Thursday, December 29, 2011

Legasi Gus Dur dan Hari Humor Nasional 2011

Oleh : Bambang Haryanto
Email : humorliner (at) yahoo.com


Islam Warna-Warni. “Religion and Democracy : Face-to-Face “ merupakan topik diskusi di dunia maya yang menarik. Saya temui dan tersaji di situs islamonline.net, 7 Maret 2005. Sayang, sumber informasi ini sudah terhapus.

Saat itu nara sumbernya adalah Caspar Melville, Direktur Eksternal situs openDemocracy.net, yang kini sebagai editor majalah The New Humanist.
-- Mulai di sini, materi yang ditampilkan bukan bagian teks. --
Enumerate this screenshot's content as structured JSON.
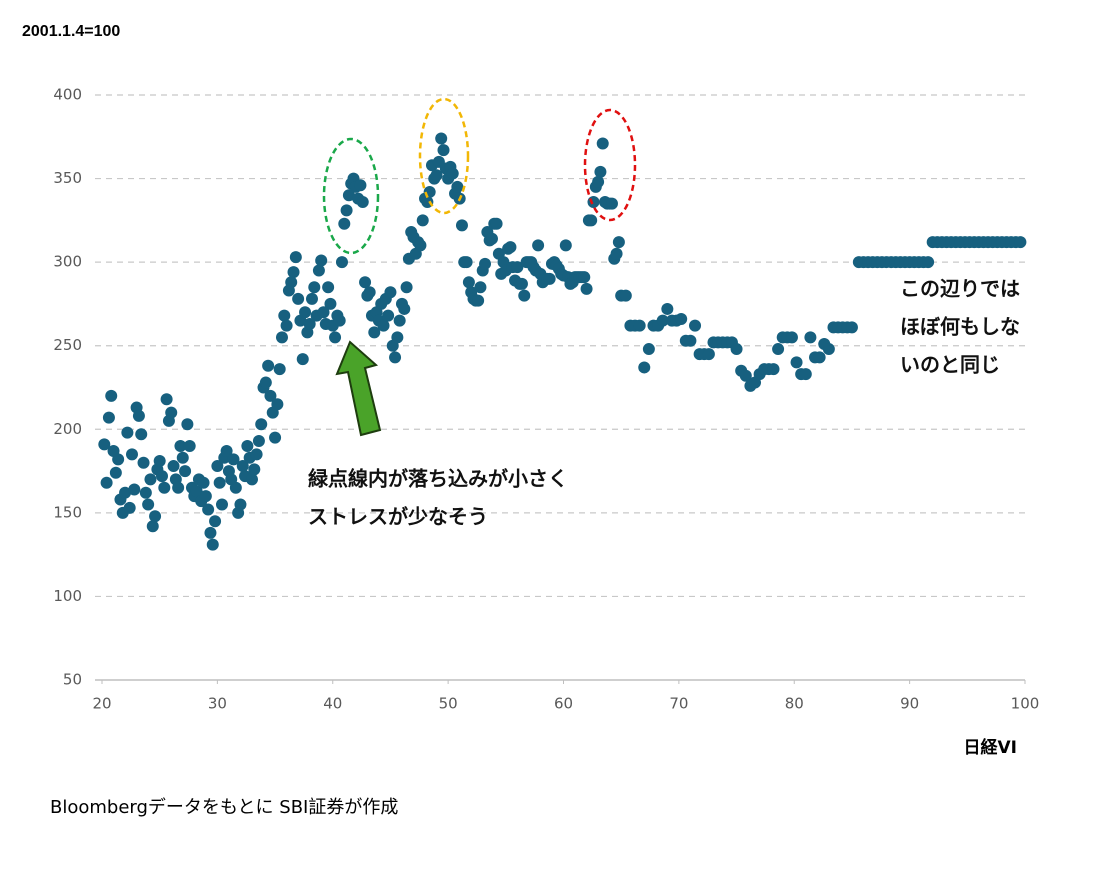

Salah satu peserta diskusi adalah “doaa” yang mengaku sebagai mahasiswa teknik asal Mesir. Ia meminta penjelasan bagaimana kaum muslim dapat menjelaskan kepada dunia bahwa Islam memiliki budaya demokrasi.
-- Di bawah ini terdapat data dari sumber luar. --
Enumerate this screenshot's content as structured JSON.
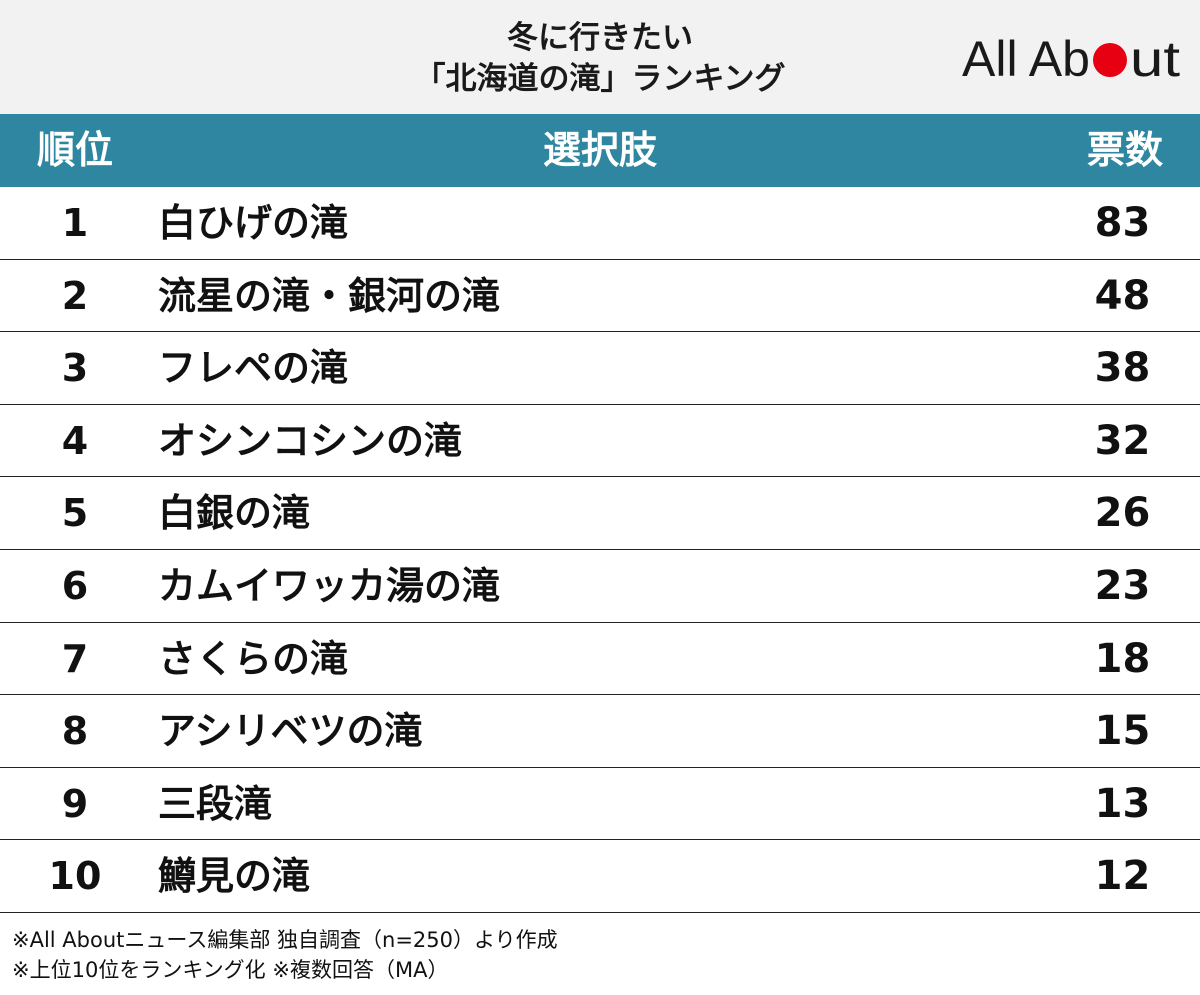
{
  "title": {
    "line1": "冬に行きたい",
    "line2": "「北海道の滝」ランキング"
  },
  "logo": {
    "text_part1": "All Ab",
    "text_part2": "ut",
    "dot_color": "#e60012"
  },
  "table": {
    "headers": {
      "rank": "順位",
      "choice": "選択肢",
      "votes": "票数"
    },
    "header_color": "#2f86a0",
    "rows": [
      {
        "rank": "1",
        "name": "白ひげの滝",
        "votes": "83"
      },
      {
        "rank": "2",
        "name": "流星の滝・銀河の滝",
        "votes": "48"
      },
      {
        "rank": "3",
        "name": "フレペの滝",
        "votes": "38"
      },
      {
        "rank": "4",
        "name": "オシンコシンの滝",
        "votes": "32"
      },
      {
        "rank": "5",
        "name": "白銀の滝",
        "votes": "26"
      },
      {
        "rank": "6",
        "name": "カムイワッカ湯の滝",
        "votes": "23"
      },
      {
        "rank": "7",
        "name": "さくらの滝",
        "votes": "18"
      },
      {
        "rank": "8",
        "name": "アシリベツの滝",
        "votes": "15"
      },
      {
        "rank": "9",
        "name": "三段滝",
        "votes": "13"
      },
      {
        "rank": "10",
        "name": "鱒見の滝",
        "votes": "12"
      }
    ]
  },
  "footnotes": {
    "line1": "※All Aboutニュース編集部 独自調査（n=250）より作成",
    "line2": "※上位10位をランキング化 ※複数回答（MA）"
  }
}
Caspar Melville yang mengaku sebagai sekuler dan tidak tahu banyak tentang Islam, memahami rasa frustrasi yang dialami dunia Islam pasca 11 September 2001, yang mendapatkan tekanan untuk menjelaskan bahwa Islam bukan identik sebagai agama kekerasan.

Ia berterus terang bahwa untuk membahas topik menarik tersebut dirinya belajar dari artikel yang ditulis Fareena Alam, editor Q News, majalah muslim terpandang dari Inggris.
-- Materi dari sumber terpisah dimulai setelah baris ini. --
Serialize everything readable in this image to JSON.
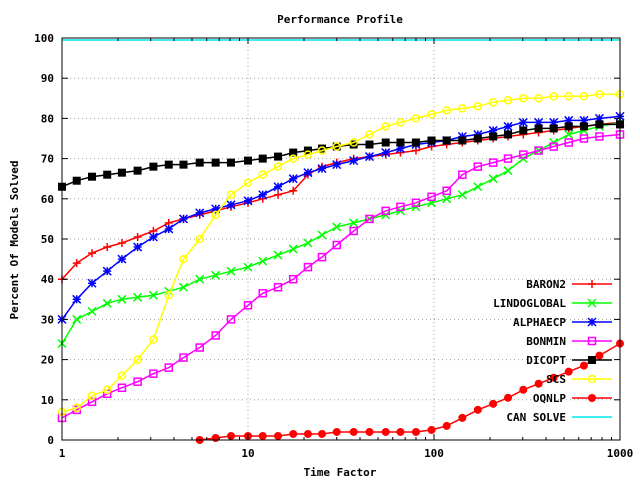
{
  "chart_data": {
    "type": "line",
    "title": "Performance Profile",
    "xlabel": "Time Factor",
    "ylabel": "Percent Of Models Solved",
    "xscale": "log",
    "xlim": [
      1,
      1000
    ],
    "ylim": [
      0,
      100
    ],
    "xticks": [
      1,
      10,
      100,
      1000
    ],
    "xtick_labels": [
      "1",
      "10",
      "100",
      "1000"
    ],
    "yticks": [
      0,
      10,
      20,
      30,
      40,
      50,
      60,
      70,
      80,
      90,
      100
    ],
    "ytick_labels": [
      "0",
      "10",
      "20",
      "30",
      "40",
      "50",
      "60",
      "70",
      "80",
      "90",
      "100"
    ],
    "grid": true,
    "legend_position": "bottom-right",
    "series": [
      {
        "name": "BARON2",
        "color": "#ff0000",
        "marker": "plus",
        "x": [
          1,
          1.2,
          1.45,
          1.75,
          2.1,
          2.55,
          3.1,
          3.75,
          4.5,
          5.5,
          6.7,
          8.1,
          10,
          12,
          14.5,
          17.5,
          21,
          25,
          30,
          37,
          45,
          55,
          66,
          80,
          97,
          117,
          142,
          172,
          208,
          250,
          302,
          365,
          440,
          530,
          640,
          775,
          1000
        ],
        "y": [
          40,
          44,
          46.5,
          48,
          49,
          50.5,
          52,
          54,
          55,
          56,
          57,
          58,
          59,
          60,
          61,
          62,
          66,
          68,
          69,
          70,
          70.5,
          71,
          71.5,
          72,
          73,
          73.5,
          74,
          74.5,
          75,
          75.5,
          76,
          76.5,
          77,
          77.5,
          78,
          78.5,
          79
        ]
      },
      {
        "name": "LINDOGLOBAL",
        "color": "#00ff00",
        "marker": "x",
        "x": [
          1,
          1.2,
          1.45,
          1.75,
          2.1,
          2.55,
          3.1,
          3.75,
          4.5,
          5.5,
          6.7,
          8.1,
          10,
          12,
          14.5,
          17.5,
          21,
          25,
          30,
          37,
          45,
          55,
          66,
          80,
          97,
          117,
          142,
          172,
          208,
          250,
          302,
          365,
          440,
          530,
          640,
          775,
          1000
        ],
        "y": [
          24,
          30,
          32,
          34,
          35,
          35.5,
          36,
          37,
          38,
          40,
          41,
          42,
          43,
          44.5,
          46,
          47.5,
          49,
          51,
          53,
          54,
          55,
          56,
          57,
          58,
          59,
          60,
          61,
          63,
          65,
          67,
          70,
          72,
          74,
          76,
          77,
          78,
          79
        ]
      },
      {
        "name": "ALPHAECP",
        "color": "#0000ff",
        "marker": "star",
        "x": [
          1,
          1.2,
          1.45,
          1.75,
          2.1,
          2.55,
          3.1,
          3.75,
          4.5,
          5.5,
          6.7,
          8.1,
          10,
          12,
          14.5,
          17.5,
          21,
          25,
          30,
          37,
          45,
          55,
          66,
          80,
          97,
          117,
          142,
          172,
          208,
          250,
          302,
          365,
          440,
          530,
          640,
          775,
          1000
        ],
        "y": [
          30,
          35,
          39,
          42,
          45,
          48,
          50.5,
          52.5,
          55,
          56.5,
          57.5,
          58.5,
          59.5,
          61,
          63,
          65,
          66.5,
          67.5,
          68.5,
          69.5,
          70.5,
          71.5,
          72.5,
          73.5,
          74,
          74.5,
          75.5,
          76,
          77,
          78,
          79,
          79,
          79,
          79.5,
          79.5,
          80,
          80.5
        ]
      },
      {
        "name": "BONMIN",
        "color": "#ff00ff",
        "marker": "square",
        "x": [
          1,
          1.2,
          1.45,
          1.75,
          2.1,
          2.55,
          3.1,
          3.75,
          4.5,
          5.5,
          6.7,
          8.1,
          10,
          12,
          14.5,
          17.5,
          21,
          25,
          30,
          37,
          45,
          55,
          66,
          80,
          97,
          117,
          142,
          172,
          208,
          250,
          302,
          365,
          440,
          530,
          640,
          775,
          1000
        ],
        "y": [
          5.5,
          7.5,
          9.5,
          11.5,
          13,
          14.5,
          16.5,
          18,
          20.5,
          23,
          26,
          30,
          33.5,
          36.5,
          38,
          40,
          43,
          45.5,
          48.5,
          52,
          55,
          57,
          58,
          59,
          60.5,
          62,
          66,
          68,
          69,
          70,
          71,
          72,
          73,
          74,
          75,
          75.5,
          76
        ]
      },
      {
        "name": "DICOPT",
        "color": "#000000",
        "marker": "filled-square",
        "x": [
          1,
          1.2,
          1.45,
          1.75,
          2.1,
          2.55,
          3.1,
          3.75,
          4.5,
          5.5,
          6.7,
          8.1,
          10,
          12,
          14.5,
          17.5,
          21,
          25,
          30,
          37,
          45,
          55,
          66,
          80,
          97,
          117,
          142,
          172,
          208,
          250,
          302,
          365,
          440,
          530,
          640,
          775,
          1000
        ],
        "y": [
          63,
          64.5,
          65.5,
          66,
          66.5,
          67,
          68,
          68.5,
          68.5,
          69,
          69,
          69,
          69.5,
          70,
          70.5,
          71.5,
          72,
          72.5,
          73,
          73.5,
          73.5,
          74,
          74,
          74,
          74.5,
          74.5,
          74.5,
          75,
          75.5,
          76,
          77,
          77.5,
          77.5,
          78,
          78,
          78.5,
          78.5
        ]
      },
      {
        "name": "SCS",
        "color": "#ffff00",
        "marker": "circle",
        "x": [
          1,
          1.2,
          1.45,
          1.75,
          2.1,
          2.55,
          3.1,
          3.75,
          4.5,
          5.5,
          6.7,
          8.1,
          10,
          12,
          14.5,
          17.5,
          21,
          25,
          30,
          37,
          45,
          55,
          66,
          80,
          97,
          117,
          142,
          172,
          208,
          250,
          302,
          365,
          440,
          530,
          640,
          775,
          1000
        ],
        "y": [
          7,
          8,
          11,
          12.5,
          16,
          20,
          25,
          36,
          45,
          50,
          56,
          61,
          64,
          66,
          68,
          70,
          71,
          72,
          73,
          74,
          76,
          78,
          79,
          80,
          81,
          82,
          82.5,
          83,
          84,
          84.5,
          85,
          85,
          85.5,
          85.5,
          85.5,
          86,
          86
        ]
      },
      {
        "name": "OQNLP",
        "color": "#ff0000",
        "marker": "filled-circle",
        "x": [
          5.5,
          6.7,
          8.1,
          10,
          12,
          14.5,
          17.5,
          21,
          25,
          30,
          37,
          45,
          55,
          66,
          80,
          97,
          117,
          142,
          172,
          208,
          250,
          302,
          365,
          440,
          530,
          640,
          775,
          1000
        ],
        "y": [
          0,
          0.5,
          1,
          1,
          1,
          1,
          1.5,
          1.5,
          1.5,
          2,
          2,
          2,
          2,
          2,
          2,
          2.5,
          3.5,
          5.5,
          7.5,
          9,
          10.5,
          12.5,
          14,
          15.5,
          17,
          18.5,
          21,
          24
        ]
      },
      {
        "name": "CAN SOLVE",
        "color": "#00e5e5",
        "marker": "none",
        "x": [
          1,
          1000
        ],
        "y": [
          99.5,
          99.5
        ]
      }
    ]
  }
}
Fareena Alam, kelahiran London 1978, keturunan Bangladesh dan besar di Singapura itu, telah dikutip oleh Caspar Melville bahwa dalam Islam dikenal budaya demokrasi yang ia sebutkan sebagai tradisi “moderasi, tidak berlebih-lebihan dan keinginan untuk mencari jalan tengah.”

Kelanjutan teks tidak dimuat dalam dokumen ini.